Chern form

Definition

Setup

Let ${\displaystyle M}$ be a differential manifold, ${\displaystyle E}$ a complex vector bundle over ${\displaystyle M}$, and ${\displaystyle \nabla }$ a connection on ${\displaystyle E}$. Let ${\displaystyle F(\nabla )}$ denote the Riemann curvature tensor of ${\displaystyle \nabla }$, and ${\displaystyle n}$ denote the rank of ${\displaystyle E}$.

Definition part

The Chern form of the pair ${\displaystyle (E,\nabla )}$, denoted ${\displaystyle c(E,\nabla )}$, is defined as:

${\displaystyle c(E,\nabla ):=det(1_{E}+{\frac {i}{2\pi }}(F(\nabla )))}$

${\displaystyle c}$ is even-dimensional, viz it is a sum of elements from even-dimensional cocycles.
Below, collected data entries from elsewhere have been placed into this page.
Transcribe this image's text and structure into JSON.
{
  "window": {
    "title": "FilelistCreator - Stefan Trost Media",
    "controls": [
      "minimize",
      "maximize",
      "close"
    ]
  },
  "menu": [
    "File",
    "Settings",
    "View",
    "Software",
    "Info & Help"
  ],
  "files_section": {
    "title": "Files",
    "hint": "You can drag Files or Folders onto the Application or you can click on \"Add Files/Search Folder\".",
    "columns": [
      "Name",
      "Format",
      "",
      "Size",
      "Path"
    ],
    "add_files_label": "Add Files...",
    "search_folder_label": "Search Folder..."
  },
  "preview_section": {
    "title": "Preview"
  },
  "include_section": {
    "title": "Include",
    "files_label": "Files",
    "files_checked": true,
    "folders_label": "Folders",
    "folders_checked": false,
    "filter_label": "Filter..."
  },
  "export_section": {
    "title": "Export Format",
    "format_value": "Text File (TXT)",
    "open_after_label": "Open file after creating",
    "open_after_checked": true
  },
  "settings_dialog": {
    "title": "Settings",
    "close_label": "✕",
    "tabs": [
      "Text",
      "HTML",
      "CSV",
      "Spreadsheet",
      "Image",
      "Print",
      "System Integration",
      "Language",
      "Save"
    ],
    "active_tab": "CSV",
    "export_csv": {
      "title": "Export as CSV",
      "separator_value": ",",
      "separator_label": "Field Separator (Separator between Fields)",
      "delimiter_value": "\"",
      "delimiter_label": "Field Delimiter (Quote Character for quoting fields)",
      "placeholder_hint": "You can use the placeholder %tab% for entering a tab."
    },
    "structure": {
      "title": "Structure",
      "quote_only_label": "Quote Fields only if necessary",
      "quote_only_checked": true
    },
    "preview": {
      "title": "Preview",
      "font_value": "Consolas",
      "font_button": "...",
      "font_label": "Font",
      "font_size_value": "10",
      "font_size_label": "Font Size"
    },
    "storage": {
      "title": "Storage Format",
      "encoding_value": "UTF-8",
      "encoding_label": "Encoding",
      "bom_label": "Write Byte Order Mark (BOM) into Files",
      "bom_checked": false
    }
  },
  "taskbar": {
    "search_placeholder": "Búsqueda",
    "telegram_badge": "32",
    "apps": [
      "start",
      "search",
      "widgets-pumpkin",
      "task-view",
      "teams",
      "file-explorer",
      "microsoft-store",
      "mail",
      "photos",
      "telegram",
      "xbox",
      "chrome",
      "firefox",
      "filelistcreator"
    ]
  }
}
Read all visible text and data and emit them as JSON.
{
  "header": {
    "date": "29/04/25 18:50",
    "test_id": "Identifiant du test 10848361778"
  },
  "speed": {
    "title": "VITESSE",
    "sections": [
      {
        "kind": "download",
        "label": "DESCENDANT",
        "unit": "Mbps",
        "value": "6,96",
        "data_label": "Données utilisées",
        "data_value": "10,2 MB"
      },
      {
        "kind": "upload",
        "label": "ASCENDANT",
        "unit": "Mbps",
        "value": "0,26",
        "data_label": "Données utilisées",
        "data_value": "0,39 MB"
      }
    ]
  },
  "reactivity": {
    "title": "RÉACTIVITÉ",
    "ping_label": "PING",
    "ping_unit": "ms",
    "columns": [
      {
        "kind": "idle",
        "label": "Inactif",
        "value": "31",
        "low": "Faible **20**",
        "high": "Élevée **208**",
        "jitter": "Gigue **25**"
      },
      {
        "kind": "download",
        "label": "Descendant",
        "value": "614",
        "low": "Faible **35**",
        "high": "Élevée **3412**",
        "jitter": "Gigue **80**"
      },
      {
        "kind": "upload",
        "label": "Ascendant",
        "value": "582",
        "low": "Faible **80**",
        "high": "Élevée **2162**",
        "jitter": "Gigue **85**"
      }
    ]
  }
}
The member from the ${\displaystyle (2k)^{th}}$ cochain group is denoted ${\displaystyle c_{k}(E,\nabla )}$. Special formulae exist for the first and last member:

${\displaystyle c_{1}(E,\nabla )={\frac {i}{2\pi }}tr(F(\nabla ))}$

and:

${\displaystyle c_{n}(E,\nabla )={\frac {i}{2\pi }}det(F(\nabla ))}$

The Chern-Weil theorem gives the basic facts about the Chern form that also establish its importance. In particular, it shows that the cohomology classes of the Chern forms are independent of the choice of connection.